Delete Operation for Two Strings

此题就是一道动态规划题，但是因为里面对字符串的修改限制在了删除一个操作上，实际上这道题可以通过两个不同的DP算法来实现了，我们可以从LCS的角度思考，这样我们需要进行的删除操作就变成了两个字符串的长度减去LCS长度的两倍

class Solution(object):
    def minDistance(self, word1, word2):
        """
        :type word1: str
        :type word2: str
        :rtype: int
        """
        n, m = len(word1), len(word2)
        dp = [[0] * (m + 1) for _ in xrange(n + 1)]

        for i in xrange(1, n + 1):
            for j in xrange(1, m + 1):
                if word1[i - 1] == word2[j - 1]:
                    dp[i][j] = max(dp[i - 1][j - 1] + 1, dp[i][j - 1], dp[i - 1][j])
                else:
                    dp[i][j] = max(dp[i][j - 1], dp[i - 1][j])
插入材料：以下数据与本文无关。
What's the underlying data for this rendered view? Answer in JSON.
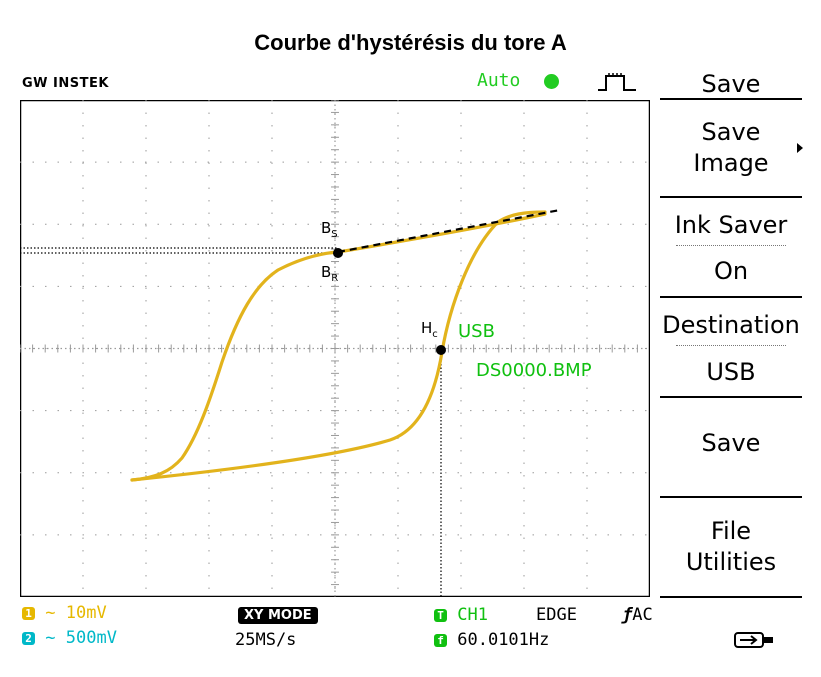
{
  "title": "Courbe d'hystérésis du tore A",
  "header": {
    "brand": "GW INSTEK",
    "trigger_mode": "Auto"
  },
  "screen": {
    "labels": {
      "bs": "B",
      "bs_sub": "S",
      "br": "B",
      "br_sub": "R",
      "hc": "H",
      "hc_sub": "c"
    },
    "save_dest": "USB",
    "save_file": "DS0000.BMP",
    "colors": {
      "trace": "#e2b31c",
      "grid": "#9a9a9a",
      "text_green": "#10c010"
    }
  },
  "menu": {
    "title": "Save",
    "save_image": [
      "Save",
      "Image"
    ],
    "ink_saver": {
      "label": "Ink Saver",
      "value": "On"
    },
    "destination": {
      "label": "Destination",
      "value": "USB"
    },
    "save": "Save",
    "file_utilities": [
      "File",
      "Utilities"
    ]
  },
  "status": {
    "ch1_num": "1",
    "ch1_scale": "10mV",
    "ch2_num": "2",
    "ch2_scale": "500mV",
    "mode": "XY MODE",
    "sample_rate": "25MS/s",
    "trig_num": "T",
    "trig_source": "CH1",
    "trig_type": "EDGE",
    "coupling": "AC",
    "freq_num": "f",
    "frequency": "60.0101Hz"
  }
}
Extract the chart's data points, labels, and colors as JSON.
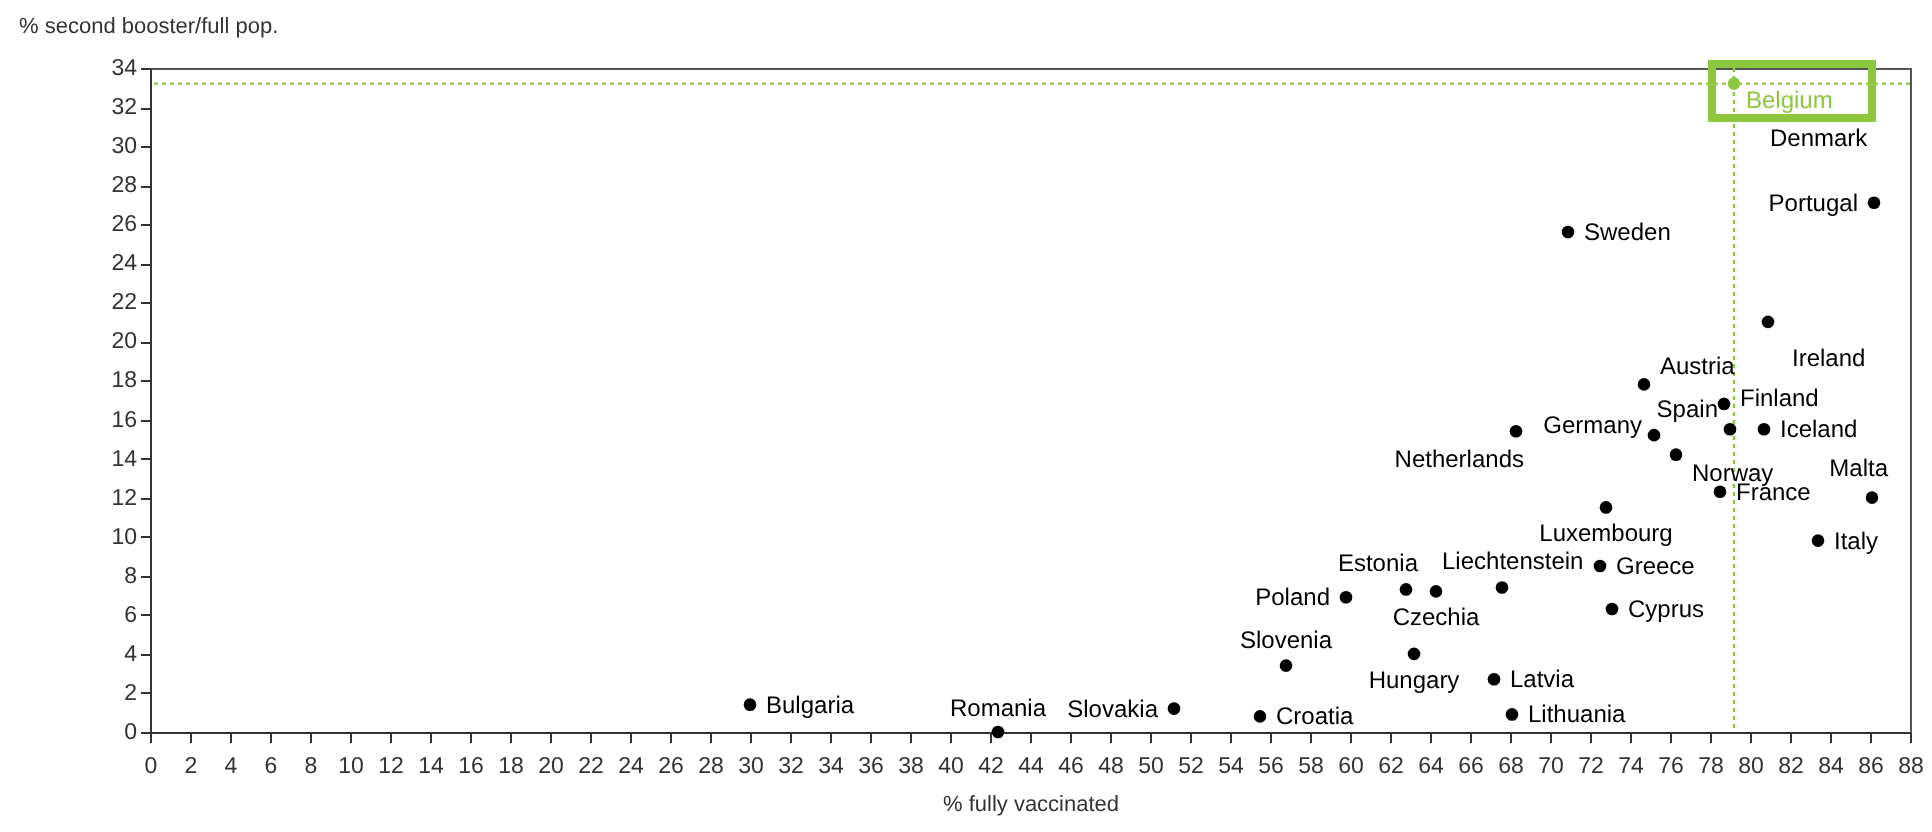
{
  "chart_data": {
    "type": "scatter",
    "ylabel": "% second booster/full pop.",
    "xlabel": "% fully vaccinated",
    "xlim": [
      0,
      88
    ],
    "ylim": [
      0,
      34
    ],
    "xticks": [
      0,
      2,
      4,
      6,
      8,
      10,
      12,
      14,
      16,
      18,
      20,
      22,
      24,
      26,
      28,
      30,
      32,
      34,
      36,
      38,
      40,
      42,
      44,
      46,
      48,
      50,
      52,
      54,
      56,
      58,
      60,
      62,
      64,
      66,
      68,
      70,
      72,
      74,
      76,
      78,
      80,
      82,
      84,
      86,
      88
    ],
    "yticks": [
      0,
      2,
      4,
      6,
      8,
      10,
      12,
      14,
      16,
      18,
      20,
      22,
      24,
      26,
      28,
      30,
      32,
      34
    ],
    "marker": "circle",
    "series": [
      {
        "name": "Belgium",
        "color": "#8dc63f",
        "x": [
          79.2
        ],
        "values": [
          33.2
        ]
      },
      {
        "name": "Portugal",
        "color": "#000000",
        "x": [
          86.2
        ],
        "values": [
          27.1
        ]
      },
      {
        "name": "Sweden",
        "color": "#000000",
        "x": [
          70.9
        ],
        "values": [
          25.6
        ]
      },
      {
        "name": "Ireland",
        "color": "#000000",
        "x": [
          80.9
        ],
        "values": [
          21.0
        ]
      },
      {
        "name": "Austria",
        "color": "#000000",
        "x": [
          74.7
        ],
        "values": [
          17.8
        ]
      },
      {
        "name": "Finland",
        "color": "#000000",
        "x": [
          78.7
        ],
        "values": [
          16.8
        ]
      },
      {
        "name": "Spain",
        "color": "#000000",
        "x": [
          79.0
        ],
        "values": [
          15.5
        ]
      },
      {
        "name": "Iceland",
        "color": "#000000",
        "x": [
          80.7
        ],
        "values": [
          15.5
        ]
      },
      {
        "name": "Germany",
        "color": "#000000",
        "x": [
          75.2
        ],
        "values": [
          15.2
        ]
      },
      {
        "name": "Norway",
        "color": "#000000",
        "x": [
          76.3
        ],
        "values": [
          14.2
        ]
      },
      {
        "name": "Netherlands",
        "color": "#000000",
        "x": [
          68.3
        ],
        "values": [
          15.4
        ]
      },
      {
        "name": "France",
        "color": "#000000",
        "x": [
          78.5
        ],
        "values": [
          12.3
        ]
      },
      {
        "name": "Malta",
        "color": "#000000",
        "x": [
          86.1
        ],
        "values": [
          12.0
        ]
      },
      {
        "name": "Luxembourg",
        "color": "#000000",
        "x": [
          72.8
        ],
        "values": [
          11.5
        ]
      },
      {
        "name": "Italy",
        "color": "#000000",
        "x": [
          83.4
        ],
        "values": [
          9.8
        ]
      },
      {
        "name": "Greece",
        "color": "#000000",
        "x": [
          72.5
        ],
        "values": [
          8.5
        ]
      },
      {
        "name": "Cyprus",
        "color": "#000000",
        "x": [
          73.1
        ],
        "values": [
          6.3
        ]
      },
      {
        "name": "Liechtenstein",
        "color": "#000000",
        "x": [
          67.6
        ],
        "values": [
          7.4
        ]
      },
      {
        "name": "Estonia",
        "color": "#000000",
        "x": [
          62.8
        ],
        "values": [
          7.3
        ]
      },
      {
        "name": "Czechia",
        "color": "#000000",
        "x": [
          64.3
        ],
        "values": [
          7.2
        ]
      },
      {
        "name": "Poland",
        "color": "#000000",
        "x": [
          59.8
        ],
        "values": [
          6.9
        ]
      },
      {
        "name": "Slovenia",
        "color": "#000000",
        "x": [
          56.8
        ],
        "values": [
          3.4
        ]
      },
      {
        "name": "Hungary",
        "color": "#000000",
        "x": [
          63.2
        ],
        "values": [
          4.0
        ]
      },
      {
        "name": "Latvia",
        "color": "#000000",
        "x": [
          67.2
        ],
        "values": [
          2.7
        ]
      },
      {
        "name": "Lithuania",
        "color": "#000000",
        "x": [
          68.1
        ],
        "values": [
          0.9
        ]
      },
      {
        "name": "Croatia",
        "color": "#000000",
        "x": [
          55.5
        ],
        "values": [
          0.8
        ]
      },
      {
        "name": "Slovakia",
        "color": "#000000",
        "x": [
          51.2
        ],
        "values": [
          1.2
        ]
      },
      {
        "name": "Romania",
        "color": "#000000",
        "x": [
          42.4
        ],
        "values": [
          0
        ]
      },
      {
        "name": "Bulgaria",
        "color": "#000000",
        "x": [
          30.0
        ],
        "values": [
          1.4
        ]
      }
    ],
    "annotations": [
      "Denmark"
    ],
    "ref_lines": [
      {
        "axis": "x",
        "value": 79.2,
        "color": "#8dc63f",
        "line_style": "dotted"
      },
      {
        "axis": "y",
        "value": 33.2,
        "color": "#8dc63f",
        "line_style": "dotted"
      }
    ]
  }
}
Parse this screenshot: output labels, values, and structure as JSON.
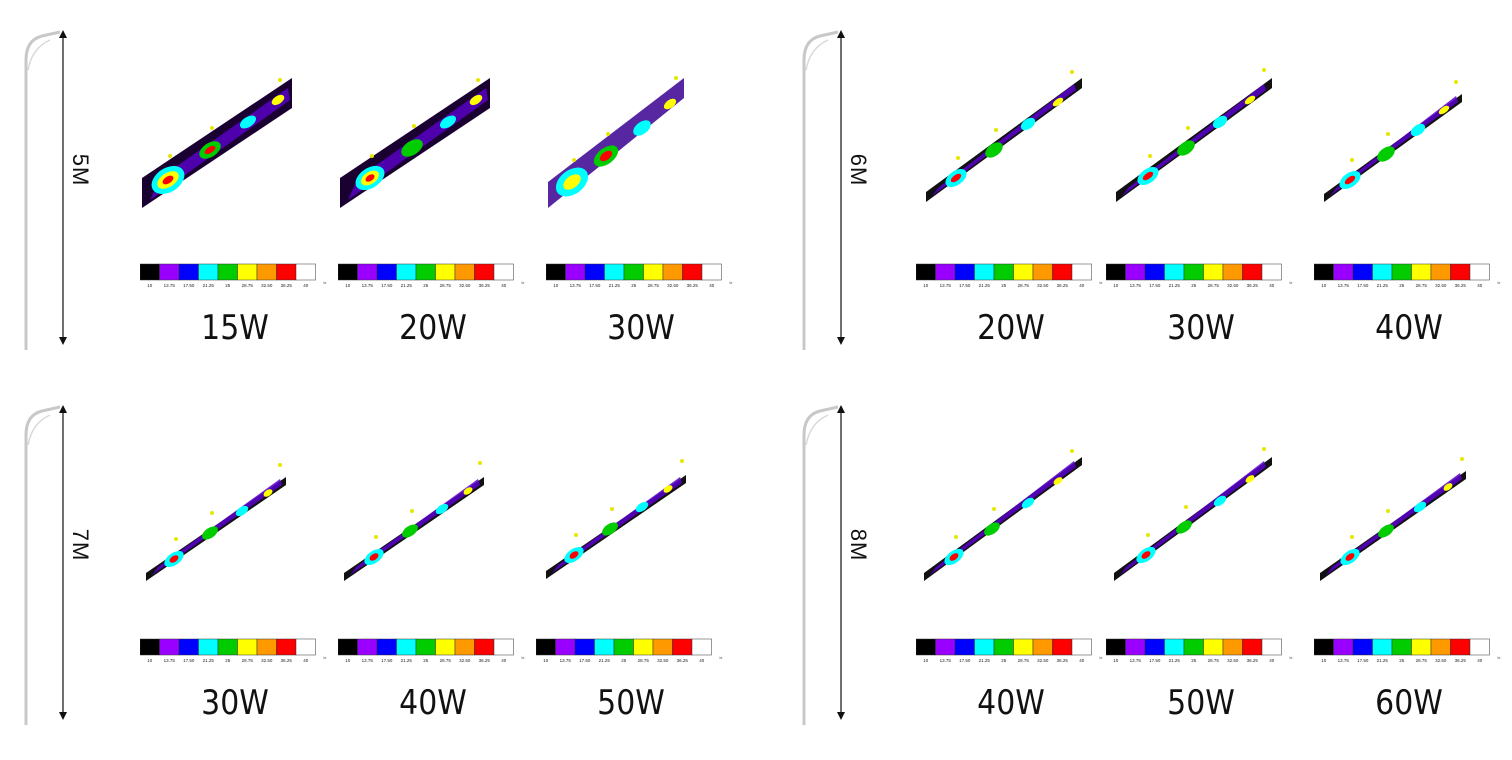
{
  "legend": {
    "colors": [
      "#000000",
      "#9900ff",
      "#0000ff",
      "#00ffff",
      "#00cc00",
      "#ffff00",
      "#ff9900",
      "#ff0000",
      "#ffffff"
    ],
    "tick_labels": [
      "10",
      "13.75",
      "17.50",
      "21.25",
      "25",
      "28.75",
      "32.50",
      "36.25",
      "40"
    ],
    "unit": "lx"
  },
  "groups": [
    {
      "height_label": "5M",
      "panels": [
        {
          "wattage": "15W"
        },
        {
          "wattage": "20W"
        },
        {
          "wattage": "30W"
        }
      ]
    },
    {
      "height_label": "6M",
      "panels": [
        {
          "wattage": "20W"
        },
        {
          "wattage": "30W"
        },
        {
          "wattage": "40W"
        }
      ]
    },
    {
      "height_label": "7M",
      "panels": [
        {
          "wattage": "30W"
        },
        {
          "wattage": "40W"
        },
        {
          "wattage": "50W"
        }
      ]
    },
    {
      "height_label": "8M",
      "panels": [
        {
          "wattage": "40W"
        },
        {
          "wattage": "50W"
        },
        {
          "wattage": "60W"
        }
      ]
    }
  ]
}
        return n + m - dp[n][m] * 2

而另外一个思路就是这种字符串操作常使用的edit distance思路了，利用edit distance里面的删除这个功能就可以构建这道题的DP矩阵

class Solution(object):
    def minDistance(self, word1, word2):
        """
        :type word1: str
        :type word2: str
        :rtype: int
        """
        n, m = len(word1), len(word2)
        dp = [[0] * (n + 1) for _ in xrange(m + 1)]
        for i in xrange(m + 1):
            for j in xrange(n + 1):
                if not i:
                    dp[i][j] = j
                elif not j:
                    dp[i][j] = i
                elif word1[j - 1] == word2[i - 1]:
                    dp[i][j] = dp[i - 1][j - 1]
                else:
                    dp[i][j] = min(dp[i - 1][j], dp[i][j - 1]) + 1
        return dp[m][n]